Выбрать главу

На Гонолулу красоту живых существ, растений, деревьев, плодов, цветов, птиц отличает мягкость. Мягкая шляпа прикрывает мягкое лицо.

Мягкие плечи, мягкие бедра. Мягкость линий придает апатичность позам беспечных атлетов.

Мягкие газоны, мягкие очертания холмов, изгибы гамаков и мягкий бриз, устало разносящий запахи.

Встретить «Кулидж» пришли оркестр и черные хористы. Снова знакомый мне Гонолулу. Апофеоз «Фоли Бержер». Каждый заход в порт убеждает, что наши помпезные постановки не лгут. Остановка в Гонолулу короткая. Мы гуляем по огромному саду, где девушки и парни плетут гирлянды. Больше ничего особенного там нет. Лукавая у острова только улыбка. Он точно знает, когда ее изобразить. Неотразимы его сочетания луны и солнца.

Гонолулу. Голоса, поющие терциями, все выше, чередуются, ищут друг друга, находят и в самозабвении укутывают душу цветочными боа. Душеспасительный хорал. Я все думаю, где та грань, за которой этот почти отталкивающий остров достигает своего совершенства? Думаю об этом, разглядывая «Кулидж» сквозь бесформенные заросли дикого гибискуса, как на цветных открытках. Кто его полнее олицетворяет — гавайская девушка в соломенной юбке или сорвиголова в венке из дикого гибискуса, съехавшем набекрень? А может, манго с его мягкой плотью?

На перекрестке полицейский самозабвенно исполняет нетипичную для острова брутальную пантомиму.
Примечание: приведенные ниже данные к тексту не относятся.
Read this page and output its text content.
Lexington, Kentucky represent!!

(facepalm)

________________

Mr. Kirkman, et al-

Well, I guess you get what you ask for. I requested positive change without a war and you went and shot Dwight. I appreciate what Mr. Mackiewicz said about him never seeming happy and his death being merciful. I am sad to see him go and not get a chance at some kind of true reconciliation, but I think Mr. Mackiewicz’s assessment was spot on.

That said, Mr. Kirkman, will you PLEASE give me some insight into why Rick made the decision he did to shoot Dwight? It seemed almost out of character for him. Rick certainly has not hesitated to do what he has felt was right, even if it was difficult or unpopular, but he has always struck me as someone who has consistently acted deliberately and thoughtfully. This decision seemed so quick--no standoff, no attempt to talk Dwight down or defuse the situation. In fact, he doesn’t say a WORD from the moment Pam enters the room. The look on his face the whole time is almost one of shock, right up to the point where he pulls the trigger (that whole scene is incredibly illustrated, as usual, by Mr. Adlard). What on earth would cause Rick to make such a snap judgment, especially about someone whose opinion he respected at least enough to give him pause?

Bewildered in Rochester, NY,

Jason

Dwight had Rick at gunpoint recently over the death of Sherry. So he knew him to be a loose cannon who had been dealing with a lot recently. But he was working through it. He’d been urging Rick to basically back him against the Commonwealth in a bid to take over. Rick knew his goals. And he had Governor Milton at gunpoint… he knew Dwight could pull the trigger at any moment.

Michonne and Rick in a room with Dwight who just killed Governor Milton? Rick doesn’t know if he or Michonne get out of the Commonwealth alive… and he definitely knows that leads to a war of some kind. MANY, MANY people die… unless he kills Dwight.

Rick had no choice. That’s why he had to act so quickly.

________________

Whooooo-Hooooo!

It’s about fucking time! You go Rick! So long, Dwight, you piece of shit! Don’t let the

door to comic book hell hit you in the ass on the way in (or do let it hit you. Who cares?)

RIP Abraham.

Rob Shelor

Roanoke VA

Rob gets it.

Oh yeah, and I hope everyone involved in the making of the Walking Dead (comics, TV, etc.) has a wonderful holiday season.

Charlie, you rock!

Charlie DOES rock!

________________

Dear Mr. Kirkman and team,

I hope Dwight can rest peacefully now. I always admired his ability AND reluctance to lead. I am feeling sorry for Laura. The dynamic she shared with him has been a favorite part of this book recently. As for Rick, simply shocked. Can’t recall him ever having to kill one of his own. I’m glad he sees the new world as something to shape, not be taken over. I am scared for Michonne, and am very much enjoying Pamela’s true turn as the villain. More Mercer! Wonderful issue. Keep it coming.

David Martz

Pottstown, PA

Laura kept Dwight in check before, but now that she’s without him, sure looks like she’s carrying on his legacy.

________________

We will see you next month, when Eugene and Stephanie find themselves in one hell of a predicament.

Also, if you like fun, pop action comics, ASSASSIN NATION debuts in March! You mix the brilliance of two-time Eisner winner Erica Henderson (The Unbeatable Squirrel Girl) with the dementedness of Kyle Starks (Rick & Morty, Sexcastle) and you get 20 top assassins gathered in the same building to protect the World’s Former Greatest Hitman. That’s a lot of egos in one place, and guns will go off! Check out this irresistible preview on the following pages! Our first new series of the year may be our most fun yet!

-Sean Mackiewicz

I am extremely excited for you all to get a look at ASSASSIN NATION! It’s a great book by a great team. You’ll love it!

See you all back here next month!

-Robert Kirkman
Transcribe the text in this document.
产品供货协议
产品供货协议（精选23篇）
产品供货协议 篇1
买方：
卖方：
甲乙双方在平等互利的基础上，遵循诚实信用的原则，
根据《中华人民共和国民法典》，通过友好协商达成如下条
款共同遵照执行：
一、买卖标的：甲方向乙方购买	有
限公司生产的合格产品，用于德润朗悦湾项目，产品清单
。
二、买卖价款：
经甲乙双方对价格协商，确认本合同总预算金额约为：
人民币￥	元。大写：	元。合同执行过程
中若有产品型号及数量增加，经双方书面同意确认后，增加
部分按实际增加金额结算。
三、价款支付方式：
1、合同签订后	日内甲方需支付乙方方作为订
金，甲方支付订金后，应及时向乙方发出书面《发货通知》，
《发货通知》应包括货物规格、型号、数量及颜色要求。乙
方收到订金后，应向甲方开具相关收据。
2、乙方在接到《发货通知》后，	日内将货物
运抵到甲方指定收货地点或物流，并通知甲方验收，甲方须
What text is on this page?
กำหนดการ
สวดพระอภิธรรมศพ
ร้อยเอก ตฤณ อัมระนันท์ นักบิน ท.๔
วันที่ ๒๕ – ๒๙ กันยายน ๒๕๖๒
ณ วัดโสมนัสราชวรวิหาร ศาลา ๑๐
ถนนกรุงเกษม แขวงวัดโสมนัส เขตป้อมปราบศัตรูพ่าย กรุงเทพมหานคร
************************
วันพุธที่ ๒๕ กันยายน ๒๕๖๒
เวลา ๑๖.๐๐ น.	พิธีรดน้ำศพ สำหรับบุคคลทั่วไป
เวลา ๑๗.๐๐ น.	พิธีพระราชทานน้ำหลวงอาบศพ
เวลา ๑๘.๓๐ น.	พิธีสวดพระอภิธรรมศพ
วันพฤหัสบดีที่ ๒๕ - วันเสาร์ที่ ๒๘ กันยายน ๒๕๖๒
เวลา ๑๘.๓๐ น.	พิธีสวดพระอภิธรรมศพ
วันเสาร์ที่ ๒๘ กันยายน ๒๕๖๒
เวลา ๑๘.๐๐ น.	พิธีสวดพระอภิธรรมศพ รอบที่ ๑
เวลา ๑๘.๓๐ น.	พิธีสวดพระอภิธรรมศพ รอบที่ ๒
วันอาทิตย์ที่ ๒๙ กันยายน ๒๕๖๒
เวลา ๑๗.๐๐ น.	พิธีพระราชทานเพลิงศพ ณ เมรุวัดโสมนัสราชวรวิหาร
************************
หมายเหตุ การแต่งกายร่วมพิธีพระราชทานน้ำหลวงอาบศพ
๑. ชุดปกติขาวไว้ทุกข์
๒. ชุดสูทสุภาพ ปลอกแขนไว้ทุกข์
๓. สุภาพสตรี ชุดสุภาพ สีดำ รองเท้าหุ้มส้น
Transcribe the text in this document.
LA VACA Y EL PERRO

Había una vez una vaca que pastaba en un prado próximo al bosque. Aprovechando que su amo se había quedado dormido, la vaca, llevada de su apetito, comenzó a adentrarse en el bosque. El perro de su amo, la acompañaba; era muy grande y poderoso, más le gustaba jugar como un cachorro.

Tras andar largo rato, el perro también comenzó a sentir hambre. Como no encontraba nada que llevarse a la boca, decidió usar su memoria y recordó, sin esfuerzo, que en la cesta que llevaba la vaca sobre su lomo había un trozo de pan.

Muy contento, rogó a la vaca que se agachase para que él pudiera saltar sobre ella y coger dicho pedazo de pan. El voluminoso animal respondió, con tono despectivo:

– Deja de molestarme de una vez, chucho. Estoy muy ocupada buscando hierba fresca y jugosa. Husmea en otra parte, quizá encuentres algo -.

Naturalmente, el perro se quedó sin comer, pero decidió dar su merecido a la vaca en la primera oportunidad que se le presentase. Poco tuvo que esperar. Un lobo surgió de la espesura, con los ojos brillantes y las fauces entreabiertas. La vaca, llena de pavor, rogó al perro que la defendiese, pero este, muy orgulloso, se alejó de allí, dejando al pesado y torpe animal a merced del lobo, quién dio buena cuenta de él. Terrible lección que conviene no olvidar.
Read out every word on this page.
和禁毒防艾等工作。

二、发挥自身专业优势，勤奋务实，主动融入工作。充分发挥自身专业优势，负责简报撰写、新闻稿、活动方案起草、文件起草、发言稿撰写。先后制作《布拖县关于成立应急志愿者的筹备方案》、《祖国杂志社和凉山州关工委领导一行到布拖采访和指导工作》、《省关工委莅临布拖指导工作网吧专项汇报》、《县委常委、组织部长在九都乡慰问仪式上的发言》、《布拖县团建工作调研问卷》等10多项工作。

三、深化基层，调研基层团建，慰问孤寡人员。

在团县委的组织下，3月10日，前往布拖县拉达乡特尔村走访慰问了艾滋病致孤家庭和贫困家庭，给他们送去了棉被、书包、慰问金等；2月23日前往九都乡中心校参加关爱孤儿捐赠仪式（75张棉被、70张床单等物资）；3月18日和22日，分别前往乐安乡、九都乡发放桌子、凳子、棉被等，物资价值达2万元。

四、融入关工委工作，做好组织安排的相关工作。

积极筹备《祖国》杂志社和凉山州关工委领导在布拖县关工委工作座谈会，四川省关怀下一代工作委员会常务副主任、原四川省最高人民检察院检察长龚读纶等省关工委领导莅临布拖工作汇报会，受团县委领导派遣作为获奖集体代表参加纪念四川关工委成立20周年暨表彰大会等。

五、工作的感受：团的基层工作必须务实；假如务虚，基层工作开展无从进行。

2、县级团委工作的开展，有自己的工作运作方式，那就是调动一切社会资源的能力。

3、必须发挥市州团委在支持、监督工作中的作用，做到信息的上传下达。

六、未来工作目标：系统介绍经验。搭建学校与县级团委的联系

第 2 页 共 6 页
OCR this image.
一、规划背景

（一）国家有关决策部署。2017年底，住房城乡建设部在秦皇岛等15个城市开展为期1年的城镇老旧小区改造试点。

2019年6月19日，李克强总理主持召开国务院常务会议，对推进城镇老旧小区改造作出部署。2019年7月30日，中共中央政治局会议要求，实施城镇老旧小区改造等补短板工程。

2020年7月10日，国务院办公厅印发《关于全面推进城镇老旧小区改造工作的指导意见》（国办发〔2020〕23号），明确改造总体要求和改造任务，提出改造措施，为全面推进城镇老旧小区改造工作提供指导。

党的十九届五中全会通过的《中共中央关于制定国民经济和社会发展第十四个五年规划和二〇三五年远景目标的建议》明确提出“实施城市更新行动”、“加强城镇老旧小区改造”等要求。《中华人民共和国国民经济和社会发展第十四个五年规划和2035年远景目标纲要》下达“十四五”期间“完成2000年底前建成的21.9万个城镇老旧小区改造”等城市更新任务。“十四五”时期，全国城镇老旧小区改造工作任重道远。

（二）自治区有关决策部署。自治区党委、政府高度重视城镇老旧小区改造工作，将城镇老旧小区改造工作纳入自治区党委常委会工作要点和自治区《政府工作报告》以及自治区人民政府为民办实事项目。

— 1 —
Кажется, будто он усмиряет или колотит призрак.

Я понял! Дух Гонолулу в иглобрюхой рыбе. Гонолулу — единственное имя, достойное этого принца луны и моря, где взлетают жиголо. Рыба проворная, огромная, ужасно нежная и приятная своей мягкостью. Светло-серая, светло-синяя, светло-розовая, светло-сиреневая, вся в светлых белесых пятнах-крапинках, как горло при ангине, — вот приближается ее бледная голова: большие черные блестящие глаза, чудные крахмальные негроидные губы. Как же легка в движении эта тяжелая масса, которую можно принять за кулек из шелковой бумаги, надутый воздухом и воспаривший над каким-нибудь японским домом. Она завораживает. Отходишь от садка; возвращаешься. И ждешь, что скажет искаженный лупами карп, этот призрак глубин, монгольфьер вод.

«Кулидж» отчаливает в десять. Без четверти десять грянул цирковой оркестр. Исполняют вальс к номеру на трапеции. Вдоль пристани — ярусы, вровень с ярусами наших кают, их наводняет толпа в цветочных ожерельях. Наивно и театрально выглядит стена с ложами, где машет платками публика. «Кулидж» уходит в кулисы ночи. Его всепроникающий гудок заглушает оркестр. Но вот пускает свои арпеджио ксилофон: ужин. Вся мизансцена: и подъем якорей, и прощальная суматоха, и гавайский хор, чередующийся с духовым оркестром, — это что-то невероятное! «Шатле» не обманул. Он сулил нам сказку, и обещание сбылось. Я следил за нашим путешествием, сидя в кресле на балконе, когда смотрел пьесу Жюля Верна. Реальность доказала, что мечта, которой спектакль опьянил нас в юные годы, существует, что рампы и светила озаряют один и тот же мир, надо только входить в него, имея глаза и уши ребенка.

31 МАЯ

Я получаю радиограмму от французского торгового представителя в Гонолулу: «Узнал из газеты о вашем вчерашнем появлении. Огорчен, что не встретились. Помните меня на съемках “Орфея”? Хотел показать не только центр французской культуры, где вас так ценят, но и туземную среду, обычно она недоступна для иностранцев. — Пекер».

В который раз принцип инкогнито лишил нас возможности встретиться с друзьями. Ясно, что глава была бы совсем другой. Но остановка оказалась слишком короткой. Расписывать ее незачем. Мы разлучились с Чаплином и Полетт: ими занялся цвет американской колонии. Я заперся, пока они не ушли, а после ланча на борту тайком прогулялся по Гонолулу. Шлю свои извинения и сожаления Пекеру. Впрочем, он может подготовить мой следующий визит. Я вернусь.

Хочу вновь увидеть огненные ветви, алые гибискусовые изгороди, лакированные деревья, такие тяжелые, что их поддерживают опоры для шатров; а еще девушек, плетущих венки, и парней, несущихся по волнам; и лунных рыб. Хочу услышать оркестрантов в белой форме и чернокожих хористов, встречающих корабль, который останавливается в сиропном море.